L’OMS adopte très timidement la réduction de la nocivité et les produits potentiellement moins dangereux
La position de l’OMS a très récemment évolué sur la question des systèmes électroniques de délivrance de la nicotine (SEDNN) et les systèmes électroniques de délivrance de produits non-nicotinés mais de manière timide puisque tout en reconnaissant la moindre nocivité de ses dispositifs, elle n’encourage pas ouvertement le passage de la cigarette classique à ces méthodes alternatives de consommation de la nicotine ou l’accès à d’autres produits par des alternatives moins nocives.
Paradoxalement, ces récents rapports de l’OMS sur les nouveaux produits recommandent l’interdiction de la publicité, du marketing et de la promotion, l’interdiction de l’usage dans les espaces publics comme pour la cigarette classique mais surtout une taxation élevée qui rendrait plus difficile ce passage du tabac fumé au tabac chauffé ou à la nicotine vaporisée. Alors que des institutions renommées comme le Royal College of Physicians et une proportion importante de la communauté médicale se sont prononcés en faveur de la cigarette électronique et des autres alternatives au tabac fumé. Dans ces rapports, l’OMS réclame encore des preuves scientifiques que le risque pour la santé des consommateurs est réduit. Les résultats des recherches disponibles actuellement en grand nombre sont, selon l’agence des Nations-Unies, inspirées par l’industrie du tabac et/ou les fabricants des nouveaux produits.
Pour plus de transparence et moins d’exclusion
M. Morris déplore aussi que dans la défense de sa position, l’OMS ne fait pas preuve de transparence puisque la presse est exclue de ses travaux et que les ONG intéressées par la problématique du tabagisme sont limitées au maximum. Vingt pour les COP sur le tabac contre 2000 pour les COP sur l'environnement. « Si la CCLAT est vraiment déterminée à défendre le droit à la santé, elle doit écouter ceux qui prennent le contrôle des facteurs qui ont un impact sur leur santé et ceux qui les aident en cela. Autrement dit, elle devrait permettre la participation des organisations qui représentent les vapoteurs, les consommateurs de snus[i] et les entreprises qui fabriquent ces produits ainsi que d’autres produits nicotinés moins toxiques ».
L'intransigeance de l'OMS dans la chasse de tout conflit d'intérêt des observateurs et de l'influence de l'industrie du tabac est telle, selon Reason Foundation, qu’Interpol, la police internationale, dont le savoir est incontestable en terme de lutte contre le trafic international de cigarettes et contre la criminalité en général, est exclue parce qu'elle reçoit un financement marginal d'un géant du tabac.
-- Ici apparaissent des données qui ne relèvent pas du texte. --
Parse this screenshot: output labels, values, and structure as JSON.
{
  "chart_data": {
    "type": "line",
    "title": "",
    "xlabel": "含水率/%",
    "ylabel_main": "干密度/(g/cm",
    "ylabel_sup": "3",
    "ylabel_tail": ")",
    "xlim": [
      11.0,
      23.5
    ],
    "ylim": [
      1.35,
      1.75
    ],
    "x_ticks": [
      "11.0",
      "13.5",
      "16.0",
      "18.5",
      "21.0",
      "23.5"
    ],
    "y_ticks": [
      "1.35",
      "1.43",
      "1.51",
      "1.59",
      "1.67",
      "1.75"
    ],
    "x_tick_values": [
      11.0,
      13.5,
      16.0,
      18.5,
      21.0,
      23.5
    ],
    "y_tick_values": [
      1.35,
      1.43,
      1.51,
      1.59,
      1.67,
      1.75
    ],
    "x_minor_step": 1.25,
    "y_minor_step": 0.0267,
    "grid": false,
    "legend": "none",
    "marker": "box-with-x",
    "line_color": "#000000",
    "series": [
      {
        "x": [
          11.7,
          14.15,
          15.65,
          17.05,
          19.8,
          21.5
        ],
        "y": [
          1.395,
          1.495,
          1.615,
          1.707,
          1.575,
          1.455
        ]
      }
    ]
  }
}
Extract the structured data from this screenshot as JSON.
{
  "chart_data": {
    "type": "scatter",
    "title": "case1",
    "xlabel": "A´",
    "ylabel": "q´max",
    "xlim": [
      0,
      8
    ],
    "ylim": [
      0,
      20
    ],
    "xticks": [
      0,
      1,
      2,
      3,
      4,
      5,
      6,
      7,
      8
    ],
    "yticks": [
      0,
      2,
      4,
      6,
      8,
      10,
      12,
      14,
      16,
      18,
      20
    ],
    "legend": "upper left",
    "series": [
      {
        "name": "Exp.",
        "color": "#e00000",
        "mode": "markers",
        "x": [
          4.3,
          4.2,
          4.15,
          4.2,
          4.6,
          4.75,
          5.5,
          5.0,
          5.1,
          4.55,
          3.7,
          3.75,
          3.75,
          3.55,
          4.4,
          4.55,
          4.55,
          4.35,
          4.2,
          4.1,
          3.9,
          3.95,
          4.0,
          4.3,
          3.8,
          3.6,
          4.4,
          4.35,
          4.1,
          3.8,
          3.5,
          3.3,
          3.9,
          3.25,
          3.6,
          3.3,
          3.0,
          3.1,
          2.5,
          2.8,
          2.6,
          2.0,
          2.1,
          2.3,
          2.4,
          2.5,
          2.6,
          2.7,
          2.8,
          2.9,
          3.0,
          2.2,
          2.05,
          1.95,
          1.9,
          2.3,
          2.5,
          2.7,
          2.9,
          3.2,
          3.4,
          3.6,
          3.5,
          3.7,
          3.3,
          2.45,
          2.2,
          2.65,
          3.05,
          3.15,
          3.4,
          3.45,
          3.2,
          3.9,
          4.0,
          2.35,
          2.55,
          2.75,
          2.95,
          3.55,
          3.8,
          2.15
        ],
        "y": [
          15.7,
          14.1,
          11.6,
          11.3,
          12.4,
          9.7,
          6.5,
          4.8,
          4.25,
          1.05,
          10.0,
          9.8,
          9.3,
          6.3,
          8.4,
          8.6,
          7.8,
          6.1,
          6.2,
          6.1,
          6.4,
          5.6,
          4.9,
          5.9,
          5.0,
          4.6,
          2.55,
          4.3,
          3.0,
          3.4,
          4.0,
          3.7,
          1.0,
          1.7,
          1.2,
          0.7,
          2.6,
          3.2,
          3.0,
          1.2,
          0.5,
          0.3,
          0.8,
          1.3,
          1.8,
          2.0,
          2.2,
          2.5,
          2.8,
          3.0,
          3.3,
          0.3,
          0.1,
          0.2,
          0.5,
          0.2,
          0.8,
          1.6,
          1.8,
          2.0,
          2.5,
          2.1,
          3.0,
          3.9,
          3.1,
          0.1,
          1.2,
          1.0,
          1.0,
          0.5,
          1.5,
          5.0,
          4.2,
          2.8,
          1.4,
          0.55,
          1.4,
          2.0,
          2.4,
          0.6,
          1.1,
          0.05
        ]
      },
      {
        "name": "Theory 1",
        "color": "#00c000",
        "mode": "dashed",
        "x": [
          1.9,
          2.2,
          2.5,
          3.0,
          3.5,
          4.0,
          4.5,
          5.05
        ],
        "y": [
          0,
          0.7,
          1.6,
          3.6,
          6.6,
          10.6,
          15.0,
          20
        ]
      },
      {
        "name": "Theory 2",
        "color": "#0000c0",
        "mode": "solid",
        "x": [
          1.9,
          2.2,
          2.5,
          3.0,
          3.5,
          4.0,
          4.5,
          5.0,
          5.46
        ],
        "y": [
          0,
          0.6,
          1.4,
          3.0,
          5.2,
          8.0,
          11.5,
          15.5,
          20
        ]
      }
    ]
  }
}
La lutte contre la contrebande du tabac est pourtant un thème important dans la Convention-cadre pour la lutte antitabac.
L’OMS détient une opportunité historique d’encourager les efforts sur la réduction de la nocivité causée par la fumée en lançant un message aux fumeurs sur les avantages liés aux changements pour de tels produits. Une interdiction et/ou une stricte régulation de tels produits seraient une menace pour une alternative moins dangereuse pour des millions d’adultes fumeurs qui continueront tout de même de fumer.
Les activistes de la réduction de la nocivité du tabac et les défenseurs des produits moins dangereux ne doivent être que moyennement enthousiasmés par la conversion partielle de l’OMS à la cigarette électronique. D’ici à la COP7 en novembre à New Delhi, ils vont certainement redoubler d’efforts pour que les Parties intègrent résolument dans la Convention-cadre les nouveaux produits qui pourraient faciliter le sevrage des fumeurs et améliorer leur santé de façon significative.
[i] Poudre de tabac qui se consomme oralement. Très répandue en Scandinavie.